When compiling a database from a subset of PubChem, I performed an overlap analysis in order to identify duplicate structures. PubChem compound 5312911 was perceived as a duplicate of both 5312912 and 5312913, while it is in fact a totally different structure (5312911 has no methyl between the carbonyl and double bond).
Indeed, if I create a new structure table containing 5312912 and 5312913 only, with duplicate filtering and tautomer duplicate checking activated, it will not allow me to add 5312911.
Can you reproduce this?
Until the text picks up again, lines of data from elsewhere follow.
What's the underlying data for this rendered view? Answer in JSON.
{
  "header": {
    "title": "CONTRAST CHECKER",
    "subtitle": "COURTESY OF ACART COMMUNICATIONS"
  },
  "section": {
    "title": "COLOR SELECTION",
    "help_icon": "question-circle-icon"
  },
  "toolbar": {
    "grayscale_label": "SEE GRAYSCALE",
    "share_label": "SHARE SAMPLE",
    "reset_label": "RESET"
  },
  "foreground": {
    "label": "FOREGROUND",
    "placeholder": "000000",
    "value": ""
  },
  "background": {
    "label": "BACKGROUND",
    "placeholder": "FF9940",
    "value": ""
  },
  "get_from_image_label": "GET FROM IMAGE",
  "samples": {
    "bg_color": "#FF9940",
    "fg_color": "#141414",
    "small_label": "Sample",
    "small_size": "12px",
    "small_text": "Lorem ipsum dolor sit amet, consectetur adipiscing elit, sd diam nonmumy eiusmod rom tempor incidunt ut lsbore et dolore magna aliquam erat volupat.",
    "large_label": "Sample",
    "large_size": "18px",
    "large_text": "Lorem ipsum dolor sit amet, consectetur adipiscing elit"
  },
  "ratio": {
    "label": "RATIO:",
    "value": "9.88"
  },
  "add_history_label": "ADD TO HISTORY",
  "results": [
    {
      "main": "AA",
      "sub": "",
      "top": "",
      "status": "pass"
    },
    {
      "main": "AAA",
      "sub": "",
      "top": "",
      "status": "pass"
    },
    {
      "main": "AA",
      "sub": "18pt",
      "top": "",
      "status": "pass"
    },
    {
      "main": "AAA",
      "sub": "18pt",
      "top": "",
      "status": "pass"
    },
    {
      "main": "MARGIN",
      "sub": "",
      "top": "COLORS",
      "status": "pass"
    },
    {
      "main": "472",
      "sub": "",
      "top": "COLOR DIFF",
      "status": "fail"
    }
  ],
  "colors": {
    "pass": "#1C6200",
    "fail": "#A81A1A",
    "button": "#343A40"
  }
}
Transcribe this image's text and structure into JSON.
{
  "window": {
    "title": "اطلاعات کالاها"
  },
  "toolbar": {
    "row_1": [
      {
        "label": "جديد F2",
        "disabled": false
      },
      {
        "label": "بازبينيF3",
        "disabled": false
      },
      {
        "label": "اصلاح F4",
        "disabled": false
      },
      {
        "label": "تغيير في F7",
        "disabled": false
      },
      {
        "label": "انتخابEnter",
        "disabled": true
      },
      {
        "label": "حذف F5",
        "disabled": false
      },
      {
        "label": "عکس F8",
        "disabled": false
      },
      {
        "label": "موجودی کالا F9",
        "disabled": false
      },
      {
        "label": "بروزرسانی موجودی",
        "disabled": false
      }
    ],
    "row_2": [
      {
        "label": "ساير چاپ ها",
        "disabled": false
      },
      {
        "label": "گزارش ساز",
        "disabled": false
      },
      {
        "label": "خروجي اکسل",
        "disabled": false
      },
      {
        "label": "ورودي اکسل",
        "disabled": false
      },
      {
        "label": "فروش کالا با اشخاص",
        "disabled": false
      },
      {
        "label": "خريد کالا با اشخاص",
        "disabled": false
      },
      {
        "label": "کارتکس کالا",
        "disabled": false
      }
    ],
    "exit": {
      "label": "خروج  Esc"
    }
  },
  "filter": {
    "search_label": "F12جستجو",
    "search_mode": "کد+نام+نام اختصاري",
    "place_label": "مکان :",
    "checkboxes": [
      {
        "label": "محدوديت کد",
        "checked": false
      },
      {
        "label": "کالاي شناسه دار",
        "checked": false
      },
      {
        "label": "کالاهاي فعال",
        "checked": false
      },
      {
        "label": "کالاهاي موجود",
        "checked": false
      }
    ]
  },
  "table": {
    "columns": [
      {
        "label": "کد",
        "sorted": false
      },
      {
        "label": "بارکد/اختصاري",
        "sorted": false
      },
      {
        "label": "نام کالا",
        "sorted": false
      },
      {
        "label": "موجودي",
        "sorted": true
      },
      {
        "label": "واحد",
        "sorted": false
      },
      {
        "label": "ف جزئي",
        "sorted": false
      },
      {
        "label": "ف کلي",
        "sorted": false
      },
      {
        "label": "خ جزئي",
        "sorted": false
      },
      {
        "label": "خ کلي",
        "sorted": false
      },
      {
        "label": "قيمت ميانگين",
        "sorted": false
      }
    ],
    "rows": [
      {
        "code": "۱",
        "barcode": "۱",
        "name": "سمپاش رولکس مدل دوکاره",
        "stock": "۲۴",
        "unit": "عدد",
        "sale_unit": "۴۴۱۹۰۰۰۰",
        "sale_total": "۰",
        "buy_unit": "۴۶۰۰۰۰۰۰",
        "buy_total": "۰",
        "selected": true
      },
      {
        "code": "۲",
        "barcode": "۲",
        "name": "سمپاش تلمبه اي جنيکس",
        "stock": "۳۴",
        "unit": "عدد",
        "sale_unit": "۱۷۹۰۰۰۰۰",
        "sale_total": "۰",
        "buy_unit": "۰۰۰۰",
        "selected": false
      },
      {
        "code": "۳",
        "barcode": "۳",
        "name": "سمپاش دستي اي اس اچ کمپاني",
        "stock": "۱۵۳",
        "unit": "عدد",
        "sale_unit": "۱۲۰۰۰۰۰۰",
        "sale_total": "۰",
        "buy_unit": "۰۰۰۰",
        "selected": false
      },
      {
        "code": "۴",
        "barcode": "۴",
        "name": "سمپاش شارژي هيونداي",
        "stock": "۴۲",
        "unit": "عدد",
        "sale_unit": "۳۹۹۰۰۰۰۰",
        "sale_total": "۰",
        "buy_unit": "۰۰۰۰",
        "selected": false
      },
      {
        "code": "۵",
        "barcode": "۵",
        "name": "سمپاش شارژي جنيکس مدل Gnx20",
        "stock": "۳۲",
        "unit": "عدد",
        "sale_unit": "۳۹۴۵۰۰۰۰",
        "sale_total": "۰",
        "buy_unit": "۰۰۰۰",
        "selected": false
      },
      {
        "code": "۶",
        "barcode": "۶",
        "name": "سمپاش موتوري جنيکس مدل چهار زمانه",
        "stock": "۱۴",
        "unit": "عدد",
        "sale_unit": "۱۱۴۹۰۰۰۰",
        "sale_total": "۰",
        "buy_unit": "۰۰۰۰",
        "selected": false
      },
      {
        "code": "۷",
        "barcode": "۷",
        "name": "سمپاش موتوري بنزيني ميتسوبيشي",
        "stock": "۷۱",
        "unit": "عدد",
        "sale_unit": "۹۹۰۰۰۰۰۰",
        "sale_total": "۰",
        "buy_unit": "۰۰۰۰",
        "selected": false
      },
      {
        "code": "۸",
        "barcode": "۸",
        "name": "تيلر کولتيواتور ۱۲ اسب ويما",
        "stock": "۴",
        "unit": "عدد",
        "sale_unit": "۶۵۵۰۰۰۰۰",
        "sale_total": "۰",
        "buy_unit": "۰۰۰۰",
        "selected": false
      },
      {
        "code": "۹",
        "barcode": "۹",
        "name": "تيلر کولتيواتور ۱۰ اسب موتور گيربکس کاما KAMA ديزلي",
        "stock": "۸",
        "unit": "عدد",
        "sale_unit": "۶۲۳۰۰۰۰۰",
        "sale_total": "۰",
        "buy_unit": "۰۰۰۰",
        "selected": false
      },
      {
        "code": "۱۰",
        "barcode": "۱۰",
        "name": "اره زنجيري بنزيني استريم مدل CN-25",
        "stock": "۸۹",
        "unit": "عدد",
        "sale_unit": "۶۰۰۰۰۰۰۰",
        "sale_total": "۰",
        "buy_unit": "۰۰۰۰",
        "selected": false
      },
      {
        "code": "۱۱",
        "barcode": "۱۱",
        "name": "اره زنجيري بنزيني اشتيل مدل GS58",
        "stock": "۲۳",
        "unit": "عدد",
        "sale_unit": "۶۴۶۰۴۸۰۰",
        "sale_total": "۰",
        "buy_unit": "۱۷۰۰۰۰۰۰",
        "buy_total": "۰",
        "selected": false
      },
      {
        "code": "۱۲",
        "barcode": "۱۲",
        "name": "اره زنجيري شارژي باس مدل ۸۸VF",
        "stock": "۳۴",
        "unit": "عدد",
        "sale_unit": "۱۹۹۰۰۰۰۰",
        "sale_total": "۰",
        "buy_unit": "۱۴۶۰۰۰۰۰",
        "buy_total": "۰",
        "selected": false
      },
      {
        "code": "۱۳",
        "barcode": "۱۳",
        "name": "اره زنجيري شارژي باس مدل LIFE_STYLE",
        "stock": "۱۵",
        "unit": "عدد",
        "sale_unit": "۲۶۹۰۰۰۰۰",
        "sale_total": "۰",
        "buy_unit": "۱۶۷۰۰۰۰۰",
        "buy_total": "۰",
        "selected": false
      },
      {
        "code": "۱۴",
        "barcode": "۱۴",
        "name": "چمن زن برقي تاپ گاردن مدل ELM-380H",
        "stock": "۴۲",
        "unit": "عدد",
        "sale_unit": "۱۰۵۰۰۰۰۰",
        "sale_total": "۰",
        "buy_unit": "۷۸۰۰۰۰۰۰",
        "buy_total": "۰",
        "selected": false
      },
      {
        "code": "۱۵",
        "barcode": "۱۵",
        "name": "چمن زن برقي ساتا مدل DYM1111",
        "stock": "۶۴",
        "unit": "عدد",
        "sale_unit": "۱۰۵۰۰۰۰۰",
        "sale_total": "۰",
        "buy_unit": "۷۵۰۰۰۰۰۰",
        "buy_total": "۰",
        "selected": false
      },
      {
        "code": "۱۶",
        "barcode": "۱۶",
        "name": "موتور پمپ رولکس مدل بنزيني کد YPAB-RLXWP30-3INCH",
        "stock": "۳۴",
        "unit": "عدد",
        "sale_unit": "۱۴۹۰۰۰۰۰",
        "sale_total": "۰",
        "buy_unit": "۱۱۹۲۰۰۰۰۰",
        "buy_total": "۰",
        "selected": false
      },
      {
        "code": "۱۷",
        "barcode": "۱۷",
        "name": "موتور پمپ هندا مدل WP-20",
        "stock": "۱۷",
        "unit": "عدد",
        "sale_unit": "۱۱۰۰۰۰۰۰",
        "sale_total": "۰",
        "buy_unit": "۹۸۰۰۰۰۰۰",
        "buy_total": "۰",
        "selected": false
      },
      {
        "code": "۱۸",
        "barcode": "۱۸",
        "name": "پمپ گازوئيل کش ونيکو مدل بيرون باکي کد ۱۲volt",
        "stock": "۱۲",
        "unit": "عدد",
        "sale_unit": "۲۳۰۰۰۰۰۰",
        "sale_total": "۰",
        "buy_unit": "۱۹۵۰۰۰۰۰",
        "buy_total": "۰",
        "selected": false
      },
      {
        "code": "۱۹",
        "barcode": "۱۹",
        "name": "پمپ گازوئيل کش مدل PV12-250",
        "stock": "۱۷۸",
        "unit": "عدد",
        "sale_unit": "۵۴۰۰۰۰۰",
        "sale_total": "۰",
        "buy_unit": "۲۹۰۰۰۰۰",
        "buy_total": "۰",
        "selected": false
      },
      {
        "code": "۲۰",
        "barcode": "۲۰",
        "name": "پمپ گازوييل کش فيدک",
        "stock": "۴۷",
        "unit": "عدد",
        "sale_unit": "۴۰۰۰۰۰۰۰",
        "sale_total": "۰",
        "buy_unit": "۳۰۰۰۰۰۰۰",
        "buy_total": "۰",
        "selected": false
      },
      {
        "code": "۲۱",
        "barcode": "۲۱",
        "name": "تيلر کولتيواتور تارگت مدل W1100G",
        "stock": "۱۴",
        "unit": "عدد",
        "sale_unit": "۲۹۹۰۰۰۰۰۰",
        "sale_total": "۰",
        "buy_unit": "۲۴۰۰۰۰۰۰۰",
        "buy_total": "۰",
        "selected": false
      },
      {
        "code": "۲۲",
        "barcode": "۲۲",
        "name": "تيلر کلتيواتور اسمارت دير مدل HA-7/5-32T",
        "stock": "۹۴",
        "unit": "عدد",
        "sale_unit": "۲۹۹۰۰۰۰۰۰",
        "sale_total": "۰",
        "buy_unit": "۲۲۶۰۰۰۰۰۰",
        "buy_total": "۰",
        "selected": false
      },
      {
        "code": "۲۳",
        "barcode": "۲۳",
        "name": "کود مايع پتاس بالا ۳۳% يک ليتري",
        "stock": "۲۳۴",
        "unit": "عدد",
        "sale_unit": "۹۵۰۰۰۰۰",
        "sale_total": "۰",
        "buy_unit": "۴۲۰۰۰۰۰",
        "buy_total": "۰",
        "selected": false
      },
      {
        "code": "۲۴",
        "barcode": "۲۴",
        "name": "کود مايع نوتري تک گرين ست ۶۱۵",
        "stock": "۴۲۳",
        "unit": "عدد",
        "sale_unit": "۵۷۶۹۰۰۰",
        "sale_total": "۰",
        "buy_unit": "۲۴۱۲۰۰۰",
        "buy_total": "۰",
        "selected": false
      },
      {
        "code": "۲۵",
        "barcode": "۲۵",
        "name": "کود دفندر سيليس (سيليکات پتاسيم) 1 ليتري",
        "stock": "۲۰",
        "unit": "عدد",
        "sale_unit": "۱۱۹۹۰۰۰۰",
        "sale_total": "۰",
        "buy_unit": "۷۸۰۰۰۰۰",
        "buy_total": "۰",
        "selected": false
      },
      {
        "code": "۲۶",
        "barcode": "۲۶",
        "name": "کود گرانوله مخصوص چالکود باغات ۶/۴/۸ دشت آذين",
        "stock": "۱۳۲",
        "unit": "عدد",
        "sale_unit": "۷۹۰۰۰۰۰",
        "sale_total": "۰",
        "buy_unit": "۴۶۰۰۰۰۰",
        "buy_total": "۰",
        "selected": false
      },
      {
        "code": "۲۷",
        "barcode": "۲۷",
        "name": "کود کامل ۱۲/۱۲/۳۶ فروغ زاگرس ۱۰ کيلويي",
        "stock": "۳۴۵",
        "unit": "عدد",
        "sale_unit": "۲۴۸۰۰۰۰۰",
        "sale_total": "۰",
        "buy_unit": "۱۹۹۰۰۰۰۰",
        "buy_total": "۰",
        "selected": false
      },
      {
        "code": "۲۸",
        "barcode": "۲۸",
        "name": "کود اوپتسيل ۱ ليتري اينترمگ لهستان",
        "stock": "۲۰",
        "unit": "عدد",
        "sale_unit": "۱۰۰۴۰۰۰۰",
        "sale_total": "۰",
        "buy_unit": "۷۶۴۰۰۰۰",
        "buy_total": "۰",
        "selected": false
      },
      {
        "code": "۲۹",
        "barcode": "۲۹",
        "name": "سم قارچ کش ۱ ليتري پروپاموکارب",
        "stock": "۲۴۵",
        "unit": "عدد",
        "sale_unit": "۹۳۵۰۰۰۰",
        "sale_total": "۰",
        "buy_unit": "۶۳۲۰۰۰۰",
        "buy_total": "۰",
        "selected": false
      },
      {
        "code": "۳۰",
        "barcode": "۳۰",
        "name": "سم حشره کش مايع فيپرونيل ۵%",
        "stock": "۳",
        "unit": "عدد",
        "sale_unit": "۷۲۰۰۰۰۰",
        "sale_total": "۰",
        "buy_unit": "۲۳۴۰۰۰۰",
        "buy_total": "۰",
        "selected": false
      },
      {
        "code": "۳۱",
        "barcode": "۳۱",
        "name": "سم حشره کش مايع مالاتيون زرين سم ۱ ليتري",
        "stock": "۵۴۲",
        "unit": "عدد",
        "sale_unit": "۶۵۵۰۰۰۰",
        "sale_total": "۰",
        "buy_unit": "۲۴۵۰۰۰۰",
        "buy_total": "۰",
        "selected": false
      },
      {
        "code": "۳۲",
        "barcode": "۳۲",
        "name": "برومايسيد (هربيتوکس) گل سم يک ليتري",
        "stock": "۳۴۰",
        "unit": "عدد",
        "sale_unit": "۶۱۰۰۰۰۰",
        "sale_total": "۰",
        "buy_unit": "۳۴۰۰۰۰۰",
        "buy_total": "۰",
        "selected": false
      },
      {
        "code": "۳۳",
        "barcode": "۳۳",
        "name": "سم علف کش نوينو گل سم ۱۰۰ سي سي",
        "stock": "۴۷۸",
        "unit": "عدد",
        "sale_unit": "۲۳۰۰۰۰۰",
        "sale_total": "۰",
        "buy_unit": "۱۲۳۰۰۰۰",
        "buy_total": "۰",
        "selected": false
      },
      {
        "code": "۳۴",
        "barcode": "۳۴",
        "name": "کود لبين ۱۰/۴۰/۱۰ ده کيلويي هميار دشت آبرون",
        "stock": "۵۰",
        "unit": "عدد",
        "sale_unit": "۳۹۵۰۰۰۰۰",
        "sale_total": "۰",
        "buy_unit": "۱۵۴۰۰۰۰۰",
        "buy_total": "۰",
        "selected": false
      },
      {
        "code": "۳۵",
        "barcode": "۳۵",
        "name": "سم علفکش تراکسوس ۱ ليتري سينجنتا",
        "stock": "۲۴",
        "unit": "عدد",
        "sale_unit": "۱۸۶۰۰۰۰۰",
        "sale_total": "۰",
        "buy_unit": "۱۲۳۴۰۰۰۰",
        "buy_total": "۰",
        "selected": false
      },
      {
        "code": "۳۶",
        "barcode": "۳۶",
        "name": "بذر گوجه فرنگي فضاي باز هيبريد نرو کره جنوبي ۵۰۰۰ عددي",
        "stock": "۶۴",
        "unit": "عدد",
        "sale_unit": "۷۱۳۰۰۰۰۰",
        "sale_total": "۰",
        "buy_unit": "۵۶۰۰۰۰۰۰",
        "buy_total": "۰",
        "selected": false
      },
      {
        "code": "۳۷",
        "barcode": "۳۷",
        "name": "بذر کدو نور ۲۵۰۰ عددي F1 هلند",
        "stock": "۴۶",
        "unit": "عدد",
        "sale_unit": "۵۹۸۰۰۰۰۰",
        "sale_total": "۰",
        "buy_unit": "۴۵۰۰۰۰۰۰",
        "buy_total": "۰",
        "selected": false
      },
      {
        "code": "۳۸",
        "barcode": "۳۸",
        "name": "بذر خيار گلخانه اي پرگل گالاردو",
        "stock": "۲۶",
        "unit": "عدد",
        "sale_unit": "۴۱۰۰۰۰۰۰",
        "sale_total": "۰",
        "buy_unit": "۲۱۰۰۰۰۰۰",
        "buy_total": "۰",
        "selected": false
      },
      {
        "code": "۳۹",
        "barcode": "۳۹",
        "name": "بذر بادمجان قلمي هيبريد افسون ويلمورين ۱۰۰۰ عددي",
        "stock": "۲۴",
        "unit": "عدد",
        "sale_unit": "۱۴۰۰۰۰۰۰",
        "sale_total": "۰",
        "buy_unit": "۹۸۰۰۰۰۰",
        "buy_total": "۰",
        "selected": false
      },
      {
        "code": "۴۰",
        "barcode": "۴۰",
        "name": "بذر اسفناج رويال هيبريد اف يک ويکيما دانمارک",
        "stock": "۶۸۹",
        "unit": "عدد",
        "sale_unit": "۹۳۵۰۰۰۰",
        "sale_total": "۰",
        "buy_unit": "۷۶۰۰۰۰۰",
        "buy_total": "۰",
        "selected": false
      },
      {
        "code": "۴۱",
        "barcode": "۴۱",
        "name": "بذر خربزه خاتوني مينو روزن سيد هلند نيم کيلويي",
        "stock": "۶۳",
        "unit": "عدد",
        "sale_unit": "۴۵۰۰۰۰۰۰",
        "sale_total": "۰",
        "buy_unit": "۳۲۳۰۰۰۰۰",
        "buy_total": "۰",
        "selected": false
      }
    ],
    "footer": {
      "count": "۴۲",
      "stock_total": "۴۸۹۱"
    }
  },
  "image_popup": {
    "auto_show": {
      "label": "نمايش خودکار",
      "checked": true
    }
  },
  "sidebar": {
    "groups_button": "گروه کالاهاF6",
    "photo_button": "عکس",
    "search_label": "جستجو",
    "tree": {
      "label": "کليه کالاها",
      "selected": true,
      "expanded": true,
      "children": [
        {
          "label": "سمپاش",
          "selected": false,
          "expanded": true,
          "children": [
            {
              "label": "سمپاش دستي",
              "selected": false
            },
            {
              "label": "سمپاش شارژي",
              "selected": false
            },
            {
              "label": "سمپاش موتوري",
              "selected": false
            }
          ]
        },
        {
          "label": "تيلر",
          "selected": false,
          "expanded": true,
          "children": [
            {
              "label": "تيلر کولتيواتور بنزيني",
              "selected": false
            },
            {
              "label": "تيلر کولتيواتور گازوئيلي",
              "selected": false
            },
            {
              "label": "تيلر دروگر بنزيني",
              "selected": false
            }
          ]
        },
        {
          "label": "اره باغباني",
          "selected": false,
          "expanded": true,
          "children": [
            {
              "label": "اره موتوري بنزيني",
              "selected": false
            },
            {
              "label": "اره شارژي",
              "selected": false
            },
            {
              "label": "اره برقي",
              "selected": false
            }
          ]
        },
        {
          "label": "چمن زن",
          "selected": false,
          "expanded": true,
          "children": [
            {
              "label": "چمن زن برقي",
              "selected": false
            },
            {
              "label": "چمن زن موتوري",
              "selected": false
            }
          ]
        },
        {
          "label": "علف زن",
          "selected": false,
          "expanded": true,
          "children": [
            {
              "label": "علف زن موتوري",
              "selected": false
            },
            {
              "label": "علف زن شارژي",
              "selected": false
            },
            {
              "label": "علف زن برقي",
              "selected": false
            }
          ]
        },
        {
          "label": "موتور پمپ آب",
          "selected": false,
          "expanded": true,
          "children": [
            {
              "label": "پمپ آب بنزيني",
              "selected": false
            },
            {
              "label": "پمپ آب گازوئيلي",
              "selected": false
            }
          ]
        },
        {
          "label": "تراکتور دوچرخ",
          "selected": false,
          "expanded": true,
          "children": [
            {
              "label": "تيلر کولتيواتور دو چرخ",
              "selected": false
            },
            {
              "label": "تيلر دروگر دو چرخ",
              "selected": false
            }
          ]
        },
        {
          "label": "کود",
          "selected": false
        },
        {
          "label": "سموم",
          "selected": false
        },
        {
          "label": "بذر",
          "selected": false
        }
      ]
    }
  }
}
I am attaching my structures for your reference.
This is on IJC 6.0.2, 64-bits Windows.
I can't reproduce it with local DB. Do you have any standardizers defined on the entity?
Thanks for you report!
Yes I can reproduce it, the bug is in tautomer duplicate checking feature.
Thanks again for the report!
For the sake of completeness: this is in a Derby local database, and I have no standardization defined.
Our tautomer duplicate search compares the generic tautomers of the structures. In the examples you sent, all the three structures have the same generic tautomer form, this is why we identify them as tautomers of each other.
See our documentation about tautomers: https://www.chemaxon.com/marvin/help/calculations/tautomers.html
In Marvin Sketch you can generate generic tautomer from Calculations->Isomers->Tautomers.